Het is vooral aan literatoren als Geert Mak en aan onderzoekers van het Nederlandse cultuurlandschap te danken dat de relatie tussen omgeving en de lokale samenleving weer in het zicht geraakt. Zij doen dit overigens vanuit verschillende gezichtshoeken. Bij Mak staat de concrete lokale samenleving in een meer of minder verstedelijkte omgeving centraal, bij onderzoekers van het cultuurlandschap staat het landschap centraal, maar wordt de betekenis van de lokale samenleving voor het ontstaan van het landschap steeds vaker benadrukt. Beiden kenmerken zich door een historiserende benadering. Zij hebben oog voor het ‘concrete’, het geheel van maatschappelijke en landschappelijke zaken dat plaatselijk tezamen gegroeid is. Beiden weten de relevantie van de sociaal-culturele dimensie van de ontwikkelingen op het platteland duidelijk te maken, maar kijken daarbij vooral naar het verleden. Weemoed en een conserverende benadering kunnen daarvan het gevolg zijn. Het blijkt nu eenmaal eenvoudiger te formuleren van waar de plattelandssamenleving vertrekt, dan in welke richting deze zich ontwikkelt.
Dit essay richt zich op de sociaal-culturele veranderingen die zich op het Nederlandse platteland voordoen. Daarbij staat de situatie in de dorpen in het Noorden centraal. In de eerste plaats beschrijven we de transformatie van autonoom dorp naar woondorp. Deze brengen we vervolgens in verband met structurele en culturele veranderingen in de dorpssamenleving. Tenslotte gaan we na welke consequenties deze veranderingen hebben voor de wijze waarop bewoners zich met hun dorp verbonden voelen. Daarbij zoeken wij niet naar vormen die verwijzen naar een tijd die voorbij is, maar die aansluiten bij een moderne dorpssamenleving.

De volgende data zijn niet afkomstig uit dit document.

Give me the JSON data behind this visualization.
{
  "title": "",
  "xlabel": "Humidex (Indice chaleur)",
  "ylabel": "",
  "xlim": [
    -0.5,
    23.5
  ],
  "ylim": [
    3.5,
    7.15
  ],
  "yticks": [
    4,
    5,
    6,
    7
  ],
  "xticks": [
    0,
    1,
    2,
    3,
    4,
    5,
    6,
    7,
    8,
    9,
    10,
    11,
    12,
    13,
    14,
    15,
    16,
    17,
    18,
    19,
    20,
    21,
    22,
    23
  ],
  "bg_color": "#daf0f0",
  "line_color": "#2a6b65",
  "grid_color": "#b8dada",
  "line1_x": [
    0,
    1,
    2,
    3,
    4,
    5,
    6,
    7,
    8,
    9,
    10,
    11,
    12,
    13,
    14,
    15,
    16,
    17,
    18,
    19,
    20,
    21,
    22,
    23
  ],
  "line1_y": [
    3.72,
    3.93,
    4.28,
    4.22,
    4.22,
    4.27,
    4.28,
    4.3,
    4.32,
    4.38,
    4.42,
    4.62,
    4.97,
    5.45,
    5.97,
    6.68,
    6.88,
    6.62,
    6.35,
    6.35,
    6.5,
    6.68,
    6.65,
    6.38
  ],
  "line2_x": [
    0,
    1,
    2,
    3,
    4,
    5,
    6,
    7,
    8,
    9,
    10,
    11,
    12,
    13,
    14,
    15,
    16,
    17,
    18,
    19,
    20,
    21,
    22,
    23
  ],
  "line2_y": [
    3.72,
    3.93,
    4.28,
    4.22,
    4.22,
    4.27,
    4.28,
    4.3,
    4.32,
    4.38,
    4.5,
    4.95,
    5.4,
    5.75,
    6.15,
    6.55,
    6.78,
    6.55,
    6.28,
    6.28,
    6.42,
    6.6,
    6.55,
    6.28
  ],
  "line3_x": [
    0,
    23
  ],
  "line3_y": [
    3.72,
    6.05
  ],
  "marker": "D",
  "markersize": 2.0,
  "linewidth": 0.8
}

Van ‘autonoom dorp’ naar ‘woondorp’

De dorpen in het Noorden zijn betrokken in een algemeen proces van ruimtelijke schaalvergroting. De wijze waarop de samenleving zich ruimtelijk organiseert, is afhankelijk van de stand van de technologie, het welvaartsniveau en van de arbeidsdeling in de samenleving. Deze langlopende maatschappelijke veranderingen manifesteren zich in een steeds wijder net van relaties en een toenemend ruimtebeslag. Op basis van de dominante economische productiesector kunnen drie opeenvolgende ontwikkelingsfasen worden onderscheiden: de agrarische fase, de industriële fase en de postindustriële fase.
Bij elk van deze ontwikkelingsfasen is een best passende sociaal-ruimtelijke ordening te onderscheiden, maar het is duidelijk dat de ruimtelijke neerslag van een ordening in voorafgaande ontwikkelingsfasen een zekere inertie vertoont en zo een conditie vormt voor de ontwikkelingen nadien.
Zo functioneert de parochiestructuur die in de Middeleeuwen de grondslag vormde voor het nederzettingenpatroon op grote delen van het Nederlandse platteland als een voorwaarde voor de sociaal-ruimtelijke ordening van de industriële en de postindustriële samenleving. Alleen waar sprake was van kolonisatie onder andere dan agrarische verhoudingen kon een nederzettingenpatroon ontstaan dat op andere principes was gebaseerd. Het overgrote deel van het nederzettingenpatroon in het Noorden is echter gevormd in een agrarische samenleving. De Drentse en Groningse veenkoloniën vormen daarop de belangrijkste uitzondering. Ook de Drentse en Friese kolonies van weldadigheid vormen een verhaal apart.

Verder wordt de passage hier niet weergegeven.